You simmer foods when combining a liquid, such as water, broth or milk, with ingredients, like meat, vegetables and seasonings. As it cooks slowly on a low setting, some of the liquid evaporates, infusing flavors into the dish. Simmering enhances the taste of foods, like rice, sauces and stews.

HOW DO YOU SIMMER MEAT?

To simmer meat, add it to a sauce or liquid and cook for a longer time at a lower temperature vs. frying or searing. You can simmer beef stew, meatballs in sauce, chicken and rice with broth, seafood gumbo and meat stock … just to name a few! Braising, or simmering large cuts of meat in water, beer or wine softens ingredients into a flavorful meal.

HOW DO YOU SIMMER SOUPS AND STEWS?

You simmer a savory soup or stew by combining ingredients, like meat, beans and vegetables with seasonings and a liquid, such as water, broth or milk.

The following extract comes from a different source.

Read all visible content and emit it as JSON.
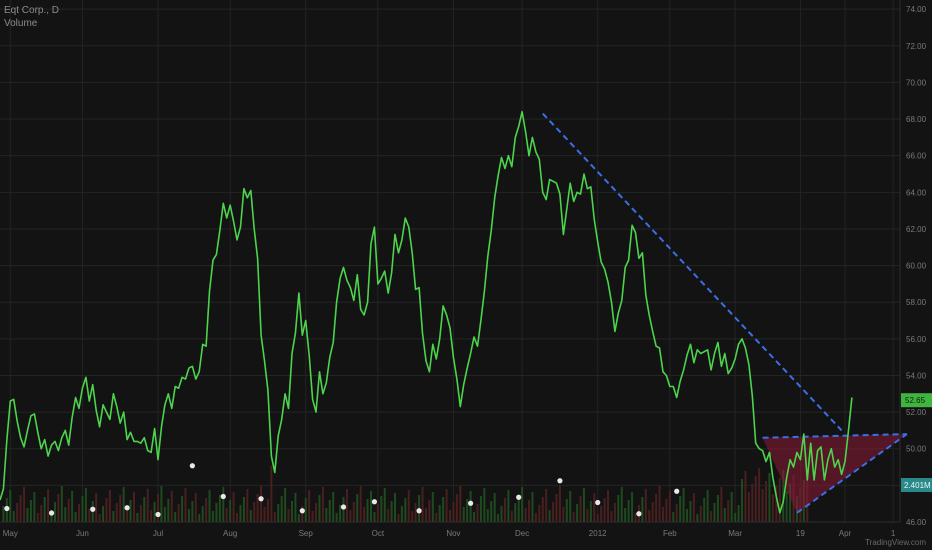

Gently cook these ingredients on your stovetop on low to medium heat, occasionally stirring, especially when adding new ingredients.

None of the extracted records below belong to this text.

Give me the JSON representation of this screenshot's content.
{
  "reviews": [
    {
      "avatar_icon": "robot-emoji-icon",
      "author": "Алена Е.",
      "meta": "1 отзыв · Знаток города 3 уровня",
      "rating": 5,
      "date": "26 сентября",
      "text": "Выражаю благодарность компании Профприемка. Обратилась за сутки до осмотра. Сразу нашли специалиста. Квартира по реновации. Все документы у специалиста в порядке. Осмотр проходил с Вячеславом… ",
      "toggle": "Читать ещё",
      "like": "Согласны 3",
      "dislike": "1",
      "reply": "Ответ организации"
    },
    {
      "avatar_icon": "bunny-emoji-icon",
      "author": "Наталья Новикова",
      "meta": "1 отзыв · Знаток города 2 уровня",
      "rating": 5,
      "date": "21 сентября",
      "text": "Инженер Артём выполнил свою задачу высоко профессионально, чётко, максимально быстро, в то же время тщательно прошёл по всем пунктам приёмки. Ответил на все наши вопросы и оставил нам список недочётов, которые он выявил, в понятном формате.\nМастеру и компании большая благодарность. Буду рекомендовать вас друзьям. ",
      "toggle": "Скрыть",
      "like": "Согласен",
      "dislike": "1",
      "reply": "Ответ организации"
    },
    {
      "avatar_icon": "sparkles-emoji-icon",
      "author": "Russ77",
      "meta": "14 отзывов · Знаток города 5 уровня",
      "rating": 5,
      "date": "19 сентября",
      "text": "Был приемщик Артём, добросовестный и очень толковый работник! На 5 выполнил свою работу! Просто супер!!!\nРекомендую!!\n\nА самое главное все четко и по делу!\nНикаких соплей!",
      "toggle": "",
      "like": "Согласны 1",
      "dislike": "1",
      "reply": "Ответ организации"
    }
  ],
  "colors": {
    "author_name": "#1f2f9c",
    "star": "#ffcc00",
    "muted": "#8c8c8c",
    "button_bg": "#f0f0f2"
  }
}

A soup uses more liquid with ingredients for a thinner consistency, can be quicker to make and is usually broth-based, puréed or creamy. A thicker, heartier stew cooks with less liquid—usually water, broth, beer or wine—for a longer period of time to create an aromatic blend of flavors.

Whether you’re making a soup or stew, simmering instead of boiling allows the ingredients to cook slower at a lower temperature, creating a tender consistency without a mushy texture. Simmering gently softens the ingredients and melds the seasonings into a delicious one-pot meal.

HOW DO YOU SIMMER VEGETABLES?

When you simmer vegetables, you combine the ingredients with herbs and spices in a liquid. Bring salted water or broth to a simmer on low to medium heat on your stovetop, then add the ingredients. Cook the vegetables for a longer time to gently soften the texture and enhance the flavors.

Root vegetables, such as beets, potatoes, sweet potatoes, rutabaga and turnips tend to work well because simmering softens their starchy, fibrous texture. You can also make vegetable stock using a simmering method.